A bug can be promoted to production, so the design of the feature flags needs to be done very carefully to not crash the production environment.

The hardest part is not toggling the feature flag, but making the software so resilient that in case of an update of the data in any of the data stores, the application does not crash.

What happens if the feature needs to be tested and has overlap with another one already deployed? It will need to wait. So we have a similar situation of having a shared resource for the developers. Not as dramatic as with the pre-production environment, as the changes are under feature flags, but there can be conflicts among the developers.

Dealing with feature flags is risky. A bad configuration can enable features that were not supposed to be public yet. Even worse, buggy features can be enabled by mistake.

To sum up, we trade devops complexity by software complexity.

Limitations of testing on the cloud

Apart from the specific issues that have been named, there are several problems with running the tests on a cloud environment: consolidation of architectural mistakes and cost.

Consolidation of architectural mistakes

First let me explain that when I say test the design, I do not only mean testing that the design is correct, but that it performs well, and scales well. Just throwing money to a problem in the cloud can solve any issue you find, it is tempting but that is not the optimal solution.

The temptation of just accepting the first iteration of the architecture can anchor the project in a sub-optimal and static architecture that can be painful to improve.

As you cannot really test the architecture before having all deployed in your cloud provider, a mistake in the design becomes permanent.

Cost

At the end of the day, running in the cloud is going to be more expensive than running in your local. You are paying processing capacity, memory, data storage, and transfer. Maybe it is not much for a test, but if your architecture comprises hundreds of services, and you need to keep an environment just for testing, you are effectively doubling your cloud bill.
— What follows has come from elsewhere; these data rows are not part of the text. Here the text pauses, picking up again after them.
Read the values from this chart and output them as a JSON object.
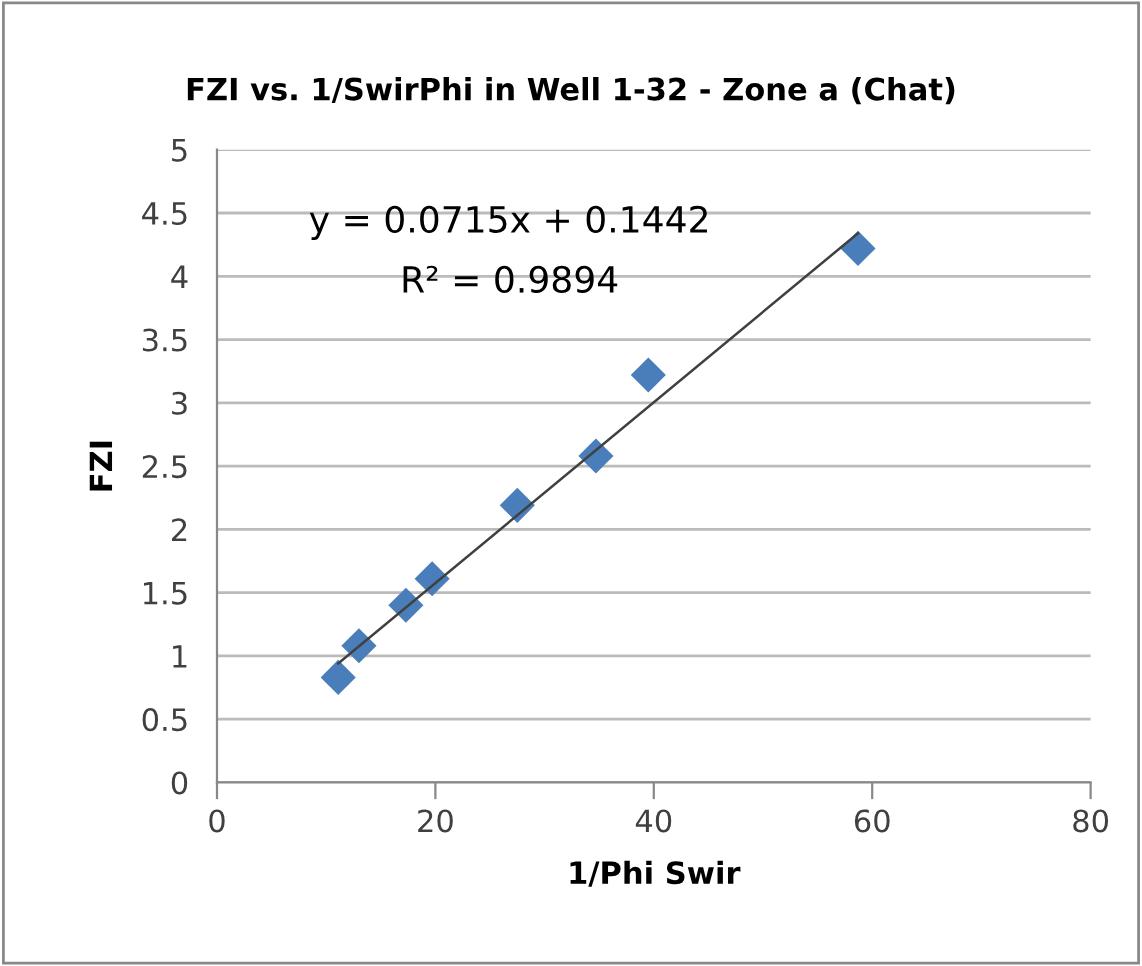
{
  "chart_data": {
    "type": "scatter",
    "title": "FZI vs. 1/SwirPhi in Well 1-32 - Zone a (Chat)",
    "xlabel": "1/Phi Swir",
    "ylabel": "FZI",
    "series": [
      {
        "color": "#4a7ebb",
        "marker": "diamond",
        "x": [
          11.1,
          13.0,
          17.3,
          19.7,
          27.5,
          34.7,
          39.5,
          58.7
        ],
        "values": [
          0.83,
          1.08,
          1.4,
          1.61,
          2.19,
          2.58,
          3.22,
          4.22
        ]
      },
      {
        "type": "line",
        "color": "#404040",
        "marker": "none",
        "line_style": "solid",
        "x": [
          11.1,
          58.7
        ],
        "values": [
          0.94,
          4.34
        ]
      }
    ],
    "annotations": [
      "y = 0.0715x + 0.1442",
      "R² = 0.9894"
    ],
    "xlim": [
      0,
      80
    ],
    "xticks": [
      0,
      20,
      40,
      60,
      80
    ],
    "ylim": [
      0,
      5
    ],
    "yticks": [
      0,
      0.5,
      1,
      1.5,
      2,
      2.5,
      3,
      3.5,
      4,
      4.5,
      5
    ],
    "grid": "y",
    "legend": false
  }
}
In other words: your infrastructure works fine, but at what cost?

Conclusion

None of these testing strategies remove complexity. Every strategy moves the complexity to a different place: organization, infrastructure, or software.

• System tests: implementation of end-to-end tests with real infrastructure in your pipeline. Keeping in mind that the target environment is owned by the pipeline. The early iterations of end-to-end-tests tend to be coupled with the architecture.
• Playground environments: most expensive. Useful for achieving total isolated tests, and the dependencies can be mocked easily. Infrastructure complexity will be the one that needs to be tackled by the devops team. What you gain in flexibility you pay in day-to-day operations.
• Pre-production environments: expensive, as it replicates the production environment. Use it when there is no way to transfer the changes to production, and it is not going to be conflicts among the developers for the use of the environment. Complexity will be organizational mainly as there is a shared resource. Synchronization among developers will be the main issue to solve in this scenario.
• Production environment: cheapest but most dangerous. Use it only when the cost of replicating the environment is prohibitive. Complexity stays in the software realm. However, it will increase: backwards compatibility, migrations, and feature isolation will need to be dealt more carefully by software engineers.

Testing is not about tooling. It is about where you decide to put the risk.

The cloud does not remove complexity. Complexity is just moved to other part of the system.